Wednesday, January 27, 2010

Yoga and the Movies: Enlighten Up!

I watched the film Enlighten Up! on Netflix instant play yesterday. The documentarian, Kate, is an avid yogini who persuades a regular non-yogi guy to embark on a six month worldwide tour of yoga teachers to see if he is transformed. If you've ever tried to take your boyfriend to a yoga class you will be able to relate to her. If you've ever felt "I'm just not getting it," during a yoga class, you will be able to relate to him.

She loves yoga. He, Nick, is an unemployed 29-year-old journalist living in New York City. Nick's personality and training in journalistic integrity make him an honest, trustworthy experimental subject, and at times his eyes sort of reminded me of Steve Carrell's in The Office--pleasant, a little confused, humorous. Soon Kate's aims in making the film become clearer and we realize how much she wants him to feel something from this yoga stuff, which is her passion. But like any non-yoga friend you've tried to drag to yoga, he won't be forced (unless maybe it's one of your first dates, and he's trying to keep you happy).

She takes him everywhere, to experience all different styles of yoga. It's kind of like celebrity-spotting for a yoga student. We get to visit the homes and studios of all the people we read about in Yoga Journal: everyone from David Life and Sharon Gannon to Norman Allen to B.K.S. Iyengar. Nick reacts honestly to every experience. I love it when he says, "Kundalini?? More like Kunda-LOONY!" (No offense to kundalini lovers: I practiced tons of Kundalini in Boulder and while I love it, it is definitely way loony)
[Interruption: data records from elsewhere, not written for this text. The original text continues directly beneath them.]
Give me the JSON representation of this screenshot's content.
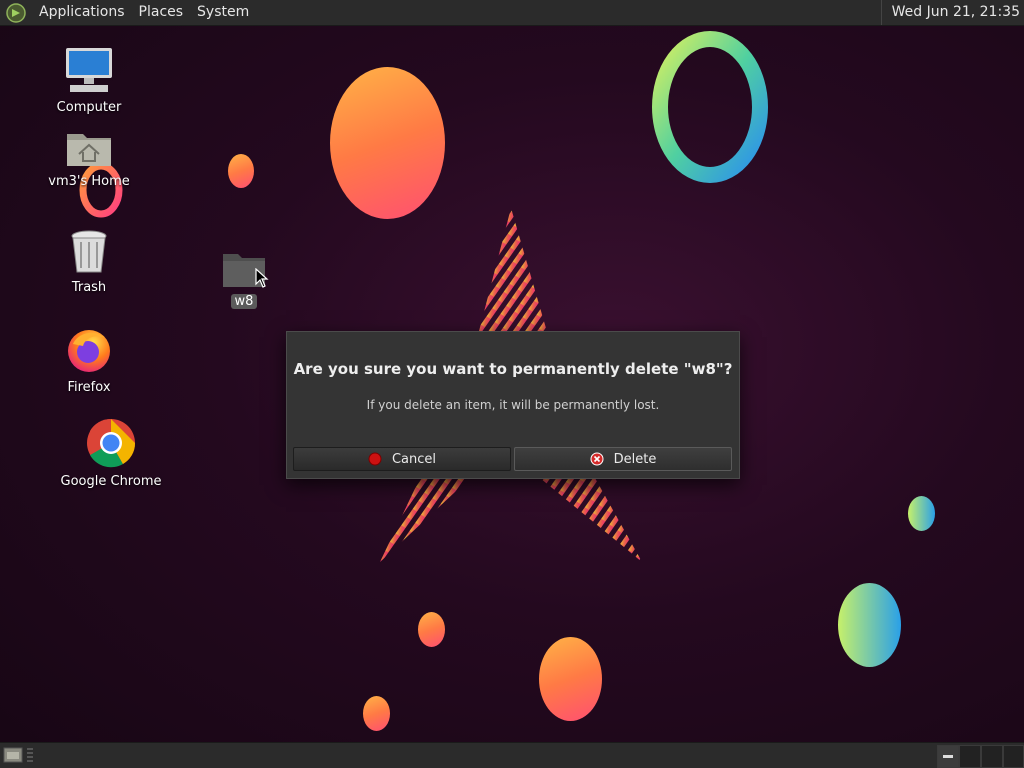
{
  "top_panel": {
    "menus": [
      "Applications",
      "Places",
      "System"
    ],
    "clock": "Wed Jun 21, 21:35"
  },
  "desktop": {
    "icons": [
      {
        "label": "Computer",
        "icon": "computer-icon"
      },
      {
        "label": "vm3's Home",
        "icon": "home-folder-icon"
      },
      {
        "label": "Trash",
        "icon": "trash-icon"
      },
      {
        "label": "Firefox",
        "icon": "firefox-icon"
      },
      {
        "label": "Google Chrome",
        "icon": "chrome-icon"
      }
    ],
    "selected_folder": {
      "label": "w8",
      "icon": "folder-icon"
    }
  },
  "dialog": {
    "title": "Are you sure you want to permanently delete \"w8\"?",
    "message": "If you delete an item, it will be permanently lost.",
    "cancel_label": "Cancel",
    "delete_label": "Delete"
  },
  "colors": {
    "panel": "#2b2b2b",
    "dialog": "#343434",
    "cancel_icon": "#cc1111",
    "delete_icon": "#d42a2a"
  }
}
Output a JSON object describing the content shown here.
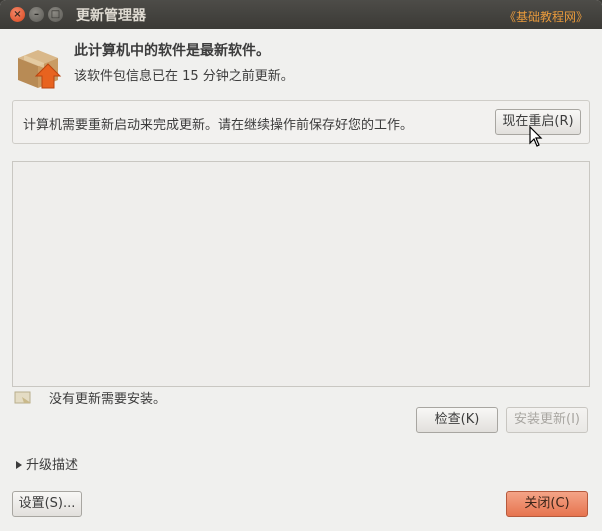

My favorite teacher in the film turned out to be a guru somewhere in India who sits elevated above his visitors, taking questions, after someone else gives us a lengthy list of his credentials. I think I loved his comfort in his own pomposity. "Ask anything, as often as you want...There are no stupid questions. Answers are stupid." At this point Nick is nearing the end of an exhausting tour and still has not found any favorite teachers or real personal meaning in yoga. The guru tells him kindly, "just be yourself."

Whether consciously or not we don't know, but his is the advice Nick follows in the end. He moves from New York to Boulder (great choice!) and takes a job writing about rock-climbing. He does not continue to practice yoga.

I thought about the film during class this morning. I have a lot of Nick's desire for proof as well as Kate's emotional love of the practice. What is yoga to me? I tried out the guru's advice, to think of 'being myself' not so much as a practice I have to work towards, but just a relaxing into my own life, self, desires. Each physical action, grounding your heels down, stretching your arms to the sky, is an opportunity to be yourself. The given instructions are incredibly useful, but you have to inject a little dose of yourself into every action, too, to make it feel really good and really interesting. I'm glad I practice where I do because the philosophy is for the student to be her own teacher, a yoga scientist who is never asked to trust anything she doesn't feel for herself. The question of God of course comes up in the film, but Nick finally enunciates why he's really participating in this experiment: "I just want to know how to be happy."

2 comments:

FrenchToast said...

oh i really want to see this! they had a big showing in boulder one night but i was working..have you seen yoga inc?

Eco Yogini said...

i also liked that guru the very best. i liked his analogy of cooking!